I remember when, three years ago, in a restaurant at Xlendi, American friends of mine on a visit to Gozo, one of them editor of a Catholic bimonthly, drew my attention to the fact that several Americans of very doubtful private life enriched themselves as a result of the American Church forking out millions of dollars for priests’ “sexual abuses”!
If I remember rightly, only once did Christ make His Apostles pay money. That was when he ordered Peter to “go to the sea and cast in a hook” and take the stater he was to find in the fish’s mouth in order to pay the “tribute” to Caesar! (Matthew 17, 24-26). Pounds, shillings and pence did, indeed, come again in Christ’s life. But that was when He took up a rope against the merchants in the temple!

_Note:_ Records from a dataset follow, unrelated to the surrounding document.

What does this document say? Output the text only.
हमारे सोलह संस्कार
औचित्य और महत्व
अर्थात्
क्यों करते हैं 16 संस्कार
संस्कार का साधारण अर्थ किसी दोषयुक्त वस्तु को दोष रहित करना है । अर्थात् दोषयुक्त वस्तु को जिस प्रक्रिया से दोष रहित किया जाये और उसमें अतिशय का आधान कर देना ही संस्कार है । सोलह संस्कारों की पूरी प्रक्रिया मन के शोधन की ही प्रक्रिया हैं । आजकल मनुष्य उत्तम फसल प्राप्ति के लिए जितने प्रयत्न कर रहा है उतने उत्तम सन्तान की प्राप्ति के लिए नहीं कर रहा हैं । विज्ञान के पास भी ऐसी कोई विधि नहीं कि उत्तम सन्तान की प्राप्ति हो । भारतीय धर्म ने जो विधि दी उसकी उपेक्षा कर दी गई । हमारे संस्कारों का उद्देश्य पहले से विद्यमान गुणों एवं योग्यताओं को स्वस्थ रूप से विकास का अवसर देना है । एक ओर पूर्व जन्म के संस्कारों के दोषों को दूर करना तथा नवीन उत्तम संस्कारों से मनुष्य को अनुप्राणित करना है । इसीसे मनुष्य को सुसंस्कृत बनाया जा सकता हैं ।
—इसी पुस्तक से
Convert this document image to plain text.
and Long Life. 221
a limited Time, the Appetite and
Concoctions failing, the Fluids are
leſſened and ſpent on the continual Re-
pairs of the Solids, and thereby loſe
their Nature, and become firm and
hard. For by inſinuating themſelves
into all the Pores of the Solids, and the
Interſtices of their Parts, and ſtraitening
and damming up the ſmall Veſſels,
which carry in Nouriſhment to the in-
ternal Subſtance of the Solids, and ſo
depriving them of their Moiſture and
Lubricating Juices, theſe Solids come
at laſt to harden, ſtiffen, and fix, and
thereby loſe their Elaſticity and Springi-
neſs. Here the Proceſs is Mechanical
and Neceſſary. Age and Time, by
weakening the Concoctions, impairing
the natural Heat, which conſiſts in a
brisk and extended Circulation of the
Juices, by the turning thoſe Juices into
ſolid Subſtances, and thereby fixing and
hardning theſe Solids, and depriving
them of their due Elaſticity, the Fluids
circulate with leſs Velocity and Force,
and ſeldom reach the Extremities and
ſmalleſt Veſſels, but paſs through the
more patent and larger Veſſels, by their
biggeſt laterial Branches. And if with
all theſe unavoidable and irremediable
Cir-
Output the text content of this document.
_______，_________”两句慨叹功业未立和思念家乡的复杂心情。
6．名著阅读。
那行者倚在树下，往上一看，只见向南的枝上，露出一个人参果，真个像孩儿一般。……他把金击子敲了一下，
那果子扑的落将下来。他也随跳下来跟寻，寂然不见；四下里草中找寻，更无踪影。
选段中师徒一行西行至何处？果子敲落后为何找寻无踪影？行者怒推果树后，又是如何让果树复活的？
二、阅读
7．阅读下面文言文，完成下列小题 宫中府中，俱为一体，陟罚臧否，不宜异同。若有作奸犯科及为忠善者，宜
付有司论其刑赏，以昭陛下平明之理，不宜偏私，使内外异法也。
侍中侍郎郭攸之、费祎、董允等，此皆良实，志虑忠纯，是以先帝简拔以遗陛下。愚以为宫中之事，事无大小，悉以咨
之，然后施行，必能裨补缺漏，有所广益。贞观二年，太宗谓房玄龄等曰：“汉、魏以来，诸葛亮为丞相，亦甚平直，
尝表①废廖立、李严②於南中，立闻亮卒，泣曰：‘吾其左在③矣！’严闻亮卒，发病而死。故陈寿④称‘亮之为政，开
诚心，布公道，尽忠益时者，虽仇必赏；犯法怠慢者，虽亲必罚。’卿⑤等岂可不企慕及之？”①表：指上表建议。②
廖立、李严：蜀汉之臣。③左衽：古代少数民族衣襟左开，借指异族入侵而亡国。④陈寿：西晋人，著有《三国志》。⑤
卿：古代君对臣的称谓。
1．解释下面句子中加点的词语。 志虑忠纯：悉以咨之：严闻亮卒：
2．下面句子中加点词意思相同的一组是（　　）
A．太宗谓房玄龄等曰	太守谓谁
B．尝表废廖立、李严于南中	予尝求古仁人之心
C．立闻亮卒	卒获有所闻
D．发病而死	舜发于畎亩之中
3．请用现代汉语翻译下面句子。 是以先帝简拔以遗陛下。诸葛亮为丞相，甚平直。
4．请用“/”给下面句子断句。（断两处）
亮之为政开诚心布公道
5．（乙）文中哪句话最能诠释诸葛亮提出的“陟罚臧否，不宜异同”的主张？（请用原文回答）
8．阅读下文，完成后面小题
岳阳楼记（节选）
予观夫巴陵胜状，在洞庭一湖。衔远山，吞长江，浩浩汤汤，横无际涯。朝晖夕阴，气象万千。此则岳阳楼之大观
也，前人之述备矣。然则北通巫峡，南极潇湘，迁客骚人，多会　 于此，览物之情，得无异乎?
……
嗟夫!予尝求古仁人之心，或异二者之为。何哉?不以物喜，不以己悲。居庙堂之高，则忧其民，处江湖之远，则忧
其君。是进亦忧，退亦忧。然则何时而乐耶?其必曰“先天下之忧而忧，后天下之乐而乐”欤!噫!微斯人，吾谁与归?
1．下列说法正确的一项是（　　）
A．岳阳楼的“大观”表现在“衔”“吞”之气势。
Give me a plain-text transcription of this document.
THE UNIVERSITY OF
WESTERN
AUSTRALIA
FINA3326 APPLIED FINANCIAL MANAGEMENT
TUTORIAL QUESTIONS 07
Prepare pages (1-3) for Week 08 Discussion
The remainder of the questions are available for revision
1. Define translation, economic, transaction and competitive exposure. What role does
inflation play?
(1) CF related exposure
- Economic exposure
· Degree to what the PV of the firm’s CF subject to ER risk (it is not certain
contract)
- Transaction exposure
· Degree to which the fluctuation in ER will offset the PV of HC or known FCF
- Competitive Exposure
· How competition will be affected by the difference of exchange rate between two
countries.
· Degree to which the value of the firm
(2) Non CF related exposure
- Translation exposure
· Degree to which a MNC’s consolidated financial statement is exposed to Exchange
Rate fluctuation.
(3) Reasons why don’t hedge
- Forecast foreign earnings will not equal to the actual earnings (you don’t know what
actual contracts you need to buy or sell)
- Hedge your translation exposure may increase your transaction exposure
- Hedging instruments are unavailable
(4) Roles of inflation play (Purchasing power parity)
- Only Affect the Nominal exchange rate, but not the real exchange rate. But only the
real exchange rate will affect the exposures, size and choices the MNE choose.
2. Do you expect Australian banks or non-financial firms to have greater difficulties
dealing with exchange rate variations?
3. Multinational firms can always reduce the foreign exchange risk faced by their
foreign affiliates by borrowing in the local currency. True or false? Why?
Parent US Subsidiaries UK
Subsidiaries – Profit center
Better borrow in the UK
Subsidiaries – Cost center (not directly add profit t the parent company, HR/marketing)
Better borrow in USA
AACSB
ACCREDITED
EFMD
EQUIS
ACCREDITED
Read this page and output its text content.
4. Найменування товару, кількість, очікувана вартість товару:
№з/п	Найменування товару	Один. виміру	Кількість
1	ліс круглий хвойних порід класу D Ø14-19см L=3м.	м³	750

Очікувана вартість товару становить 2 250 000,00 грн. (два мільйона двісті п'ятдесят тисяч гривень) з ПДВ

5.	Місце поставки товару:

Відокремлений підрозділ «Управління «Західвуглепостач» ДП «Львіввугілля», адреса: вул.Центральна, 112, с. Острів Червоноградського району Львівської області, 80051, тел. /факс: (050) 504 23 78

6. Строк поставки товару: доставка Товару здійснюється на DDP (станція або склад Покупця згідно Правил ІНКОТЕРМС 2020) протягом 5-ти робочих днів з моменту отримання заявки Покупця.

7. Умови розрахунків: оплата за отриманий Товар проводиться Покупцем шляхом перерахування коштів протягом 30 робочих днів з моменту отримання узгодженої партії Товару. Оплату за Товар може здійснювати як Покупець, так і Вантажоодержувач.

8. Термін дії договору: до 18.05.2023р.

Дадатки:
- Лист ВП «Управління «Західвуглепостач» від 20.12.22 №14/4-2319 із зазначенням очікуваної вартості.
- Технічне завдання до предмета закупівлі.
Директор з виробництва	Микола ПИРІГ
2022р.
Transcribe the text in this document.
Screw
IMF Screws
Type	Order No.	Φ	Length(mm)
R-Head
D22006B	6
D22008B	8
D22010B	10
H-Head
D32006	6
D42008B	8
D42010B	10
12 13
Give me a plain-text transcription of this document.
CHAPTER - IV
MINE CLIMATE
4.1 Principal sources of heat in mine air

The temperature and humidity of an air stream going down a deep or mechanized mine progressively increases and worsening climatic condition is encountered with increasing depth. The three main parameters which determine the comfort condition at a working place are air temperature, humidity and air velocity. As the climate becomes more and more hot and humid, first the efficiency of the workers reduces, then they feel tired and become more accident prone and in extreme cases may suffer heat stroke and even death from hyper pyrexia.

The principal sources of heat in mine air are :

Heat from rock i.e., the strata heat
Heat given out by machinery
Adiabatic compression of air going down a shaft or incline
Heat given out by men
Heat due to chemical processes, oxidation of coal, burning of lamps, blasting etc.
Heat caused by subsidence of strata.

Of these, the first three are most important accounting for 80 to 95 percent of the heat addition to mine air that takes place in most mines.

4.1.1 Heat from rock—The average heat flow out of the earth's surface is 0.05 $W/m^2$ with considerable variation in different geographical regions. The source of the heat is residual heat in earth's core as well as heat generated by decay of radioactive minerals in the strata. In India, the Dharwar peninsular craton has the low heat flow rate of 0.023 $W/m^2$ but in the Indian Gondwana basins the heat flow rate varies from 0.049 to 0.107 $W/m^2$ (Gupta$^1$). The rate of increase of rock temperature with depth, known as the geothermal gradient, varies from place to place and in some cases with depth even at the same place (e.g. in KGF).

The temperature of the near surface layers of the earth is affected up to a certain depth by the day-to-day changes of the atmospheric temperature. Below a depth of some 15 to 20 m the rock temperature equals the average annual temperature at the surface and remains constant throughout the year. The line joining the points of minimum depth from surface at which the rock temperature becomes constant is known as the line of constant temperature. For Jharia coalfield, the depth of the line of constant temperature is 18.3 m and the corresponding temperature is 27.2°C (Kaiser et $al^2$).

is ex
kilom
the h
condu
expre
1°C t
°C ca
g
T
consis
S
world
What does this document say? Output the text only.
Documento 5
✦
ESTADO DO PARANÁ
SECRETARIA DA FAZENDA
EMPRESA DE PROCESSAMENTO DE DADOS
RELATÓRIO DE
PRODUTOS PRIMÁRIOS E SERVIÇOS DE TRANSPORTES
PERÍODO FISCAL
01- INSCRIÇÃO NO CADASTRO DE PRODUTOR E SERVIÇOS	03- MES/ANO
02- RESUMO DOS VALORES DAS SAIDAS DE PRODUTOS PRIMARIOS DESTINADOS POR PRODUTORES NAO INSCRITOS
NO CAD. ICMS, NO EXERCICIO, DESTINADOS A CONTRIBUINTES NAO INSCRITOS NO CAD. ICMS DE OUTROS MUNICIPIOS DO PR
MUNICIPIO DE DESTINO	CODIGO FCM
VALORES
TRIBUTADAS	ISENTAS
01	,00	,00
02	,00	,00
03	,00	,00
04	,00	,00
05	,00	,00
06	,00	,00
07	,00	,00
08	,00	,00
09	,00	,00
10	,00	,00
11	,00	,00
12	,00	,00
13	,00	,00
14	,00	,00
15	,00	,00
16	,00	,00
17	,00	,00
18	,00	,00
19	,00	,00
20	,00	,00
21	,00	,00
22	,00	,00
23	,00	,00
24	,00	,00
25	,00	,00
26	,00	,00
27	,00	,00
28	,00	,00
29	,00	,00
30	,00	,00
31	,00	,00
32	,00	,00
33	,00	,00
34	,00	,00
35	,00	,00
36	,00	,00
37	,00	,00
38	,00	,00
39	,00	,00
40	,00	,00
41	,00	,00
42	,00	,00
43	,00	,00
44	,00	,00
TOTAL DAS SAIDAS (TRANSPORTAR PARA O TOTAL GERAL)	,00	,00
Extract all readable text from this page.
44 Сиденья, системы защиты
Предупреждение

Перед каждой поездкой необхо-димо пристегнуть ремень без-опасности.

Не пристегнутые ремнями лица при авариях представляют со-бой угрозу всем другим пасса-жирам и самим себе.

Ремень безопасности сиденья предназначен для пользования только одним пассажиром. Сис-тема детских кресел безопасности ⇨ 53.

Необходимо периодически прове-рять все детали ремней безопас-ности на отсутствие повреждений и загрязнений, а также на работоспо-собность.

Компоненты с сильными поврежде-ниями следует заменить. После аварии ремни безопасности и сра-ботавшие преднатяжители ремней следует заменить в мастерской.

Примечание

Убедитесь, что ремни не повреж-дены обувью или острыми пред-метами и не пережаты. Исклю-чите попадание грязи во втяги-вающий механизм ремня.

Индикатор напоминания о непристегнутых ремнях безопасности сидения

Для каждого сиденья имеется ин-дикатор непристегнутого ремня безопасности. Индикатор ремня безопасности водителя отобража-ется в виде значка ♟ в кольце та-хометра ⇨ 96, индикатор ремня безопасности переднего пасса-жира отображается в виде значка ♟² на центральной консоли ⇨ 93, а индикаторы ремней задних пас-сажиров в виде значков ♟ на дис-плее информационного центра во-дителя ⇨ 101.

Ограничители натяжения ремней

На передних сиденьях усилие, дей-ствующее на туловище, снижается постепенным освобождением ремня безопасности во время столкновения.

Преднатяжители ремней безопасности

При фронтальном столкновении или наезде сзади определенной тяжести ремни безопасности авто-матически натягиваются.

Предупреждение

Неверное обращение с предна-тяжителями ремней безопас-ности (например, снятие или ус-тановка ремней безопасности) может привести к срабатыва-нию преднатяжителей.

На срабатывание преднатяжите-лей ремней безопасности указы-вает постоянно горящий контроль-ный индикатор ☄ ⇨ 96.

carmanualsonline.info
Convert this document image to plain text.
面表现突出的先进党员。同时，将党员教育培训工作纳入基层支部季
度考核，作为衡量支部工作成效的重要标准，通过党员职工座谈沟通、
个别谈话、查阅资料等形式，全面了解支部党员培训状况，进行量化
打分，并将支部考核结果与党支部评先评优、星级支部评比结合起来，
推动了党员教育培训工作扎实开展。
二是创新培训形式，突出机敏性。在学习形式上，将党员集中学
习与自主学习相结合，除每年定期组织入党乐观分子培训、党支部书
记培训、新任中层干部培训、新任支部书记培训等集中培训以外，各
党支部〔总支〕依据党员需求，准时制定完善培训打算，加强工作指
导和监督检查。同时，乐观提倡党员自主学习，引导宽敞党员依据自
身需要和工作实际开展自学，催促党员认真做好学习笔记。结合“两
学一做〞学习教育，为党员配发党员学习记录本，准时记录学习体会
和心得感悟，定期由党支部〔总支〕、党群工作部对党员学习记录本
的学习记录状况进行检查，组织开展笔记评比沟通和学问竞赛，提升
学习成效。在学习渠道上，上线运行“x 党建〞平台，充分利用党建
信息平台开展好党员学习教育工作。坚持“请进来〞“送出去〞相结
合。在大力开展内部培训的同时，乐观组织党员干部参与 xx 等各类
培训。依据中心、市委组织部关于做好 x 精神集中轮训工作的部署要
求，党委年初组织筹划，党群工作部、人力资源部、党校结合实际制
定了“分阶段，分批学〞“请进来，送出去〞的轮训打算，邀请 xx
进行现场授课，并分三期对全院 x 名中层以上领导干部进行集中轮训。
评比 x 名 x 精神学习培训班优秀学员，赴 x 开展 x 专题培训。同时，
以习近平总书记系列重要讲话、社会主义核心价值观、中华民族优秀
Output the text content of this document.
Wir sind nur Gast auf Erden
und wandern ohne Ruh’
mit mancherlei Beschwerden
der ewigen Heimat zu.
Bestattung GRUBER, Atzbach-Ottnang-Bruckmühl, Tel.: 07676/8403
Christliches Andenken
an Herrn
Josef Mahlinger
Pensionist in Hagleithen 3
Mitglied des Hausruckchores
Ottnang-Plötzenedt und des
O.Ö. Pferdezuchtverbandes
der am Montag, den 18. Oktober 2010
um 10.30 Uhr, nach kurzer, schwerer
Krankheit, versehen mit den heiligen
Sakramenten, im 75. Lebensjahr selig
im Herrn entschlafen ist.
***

Abominable sexual abuses connected with homosexuality have always existed. Sacred Scripture itself testifies to this and even before Sodomite times! But never are we told that money came in as compensation! Nor have we ever been told of such factors as psychological and psychiatric effects brought into the scene as “reasons” for compensation! I am sure I am being understood even if I intentionally refrain from being too clear. Those hundreds of “priests” in America and elsewhere, bishops themselves and the very “victims” of priestly misbehaviour, those for some reason or other antagonistic to the Church, indeed all of us, would not go amiss if we were to keep in mind God’s judgement! No, I shall never defend failures, whether of the man in the-street or of highly located figures. But the Church, yes, I should and shall defend, sometimes also against the part taken by some Church people themselves upholding monetary claims demanded by so-called “victims”.
The Church here and elsewhere needs defence these days! But, most unfortunately, at times, even her children do not appear ready to understand this! In our islands we are seeing this with our own eyes. I like to meditate on those words of Christ “Everyone, therefore, that shall confess me before men, I will also confess him before my Father who is in heaven.” (Matthew 10, 32) and “Whoever shall confess me before men, him shall the Son of Man also confess before the angels of God” (Luke 12, 8).
I was indeed happy to see people like my friend Lino Spiteri (September 12) defending the Church in this same matter!